– Знакомец моей жилицы?
– Так точно-с!
Кроткая, ласковая улыбка осветила строгое лицо академика.
– Слышал о вас, слышал… Нежданный гость – тем приятнее. Она и не подозревает. Сколько о вас гадано, толковано. Милости прошу, зайдите пока ко мне…
– Какие же новости? Утешьте, сударь, подарите, – продолжал хозяин, – бьем немцев? Не правда ли?
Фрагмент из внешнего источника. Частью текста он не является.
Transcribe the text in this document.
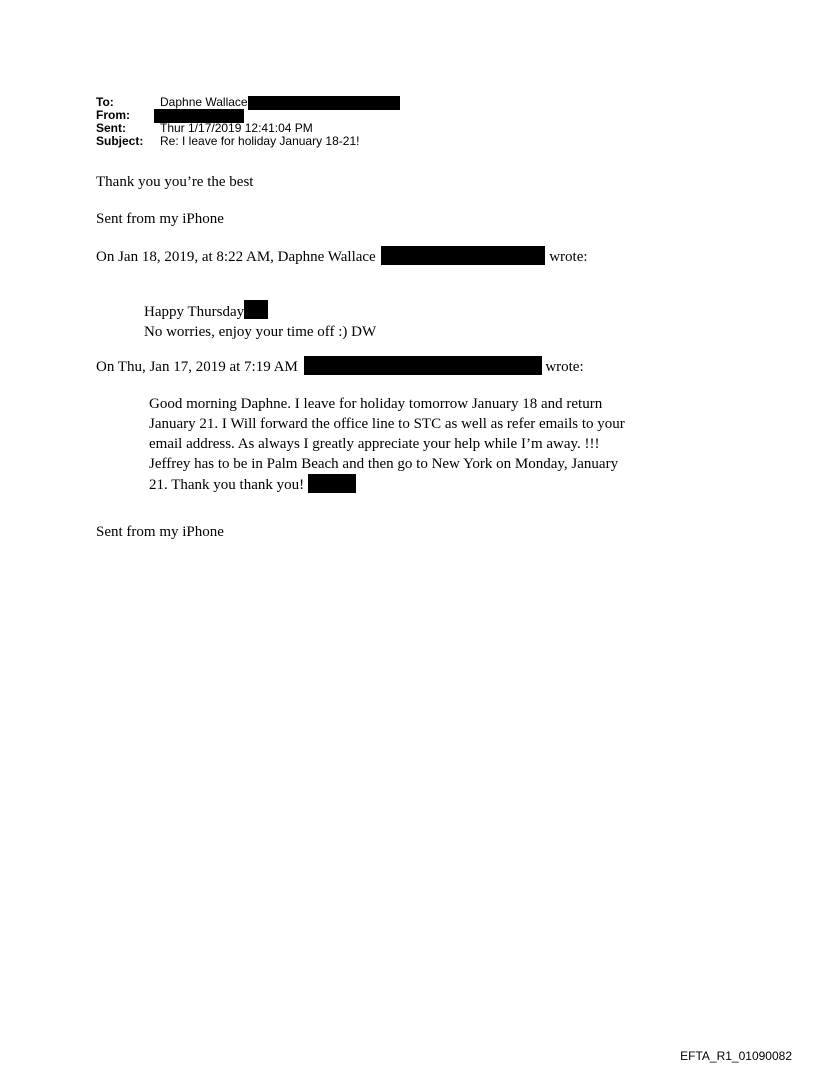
To:	Daphne Wallace
From:
Sent:	Thur 1/17/2019 12:41:04 PM
Subject:	Re: I leave for holiday January 18-21!
Thank you you’re the best
Sent from my iPhone
On Jan 18, 2019, at 8:22 AM, Daphne Wallace	wrote:
Happy Thursday
No worries, enjoy your time off :) DW
On Thu, Jan 17, 2019 at 7:19 AM	wrote:
Good morning Daphne. I leave for holiday tomorrow January 18 and return
January 21. I Will forward the office line to STC as well as refer emails to your
email address. As always I greatly appreciate your help while I’m away. !!!
Jeffrey has to be in Palm Beach and then go to New York on Monday, January
21. Thank you thank you!
Sent from my iPhone
EFTA_R1_01090082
Крошим ферфлюхтеров?..
– Бить-то били, да теперь отступаем и скоро, надо полагать, вовсе вернемся. О перемирии заговорили.
– Что?.. Отступаем? Перемирие? Да кто ж его предложил?
– С нашей, знать, было стороны.
Табакерка и перо академика полетели на стол.
– Как? Мы? О мире? Да вы шутите? – вскрикнул дебелый, широкий в кости, академик, дрожащими руками оправляя на плечах потертый серый китайчатый халат. – Ах, дерзость! Ах, наглость и стыд! Батюшки! После стольких-то побед!.. Голубчик, молодой вы человек, с дороги озябли… устали… садитесь… Лизхен! Лизавета Андреевна! Леночка! Чаю, самоварчик ему… умываться скорее…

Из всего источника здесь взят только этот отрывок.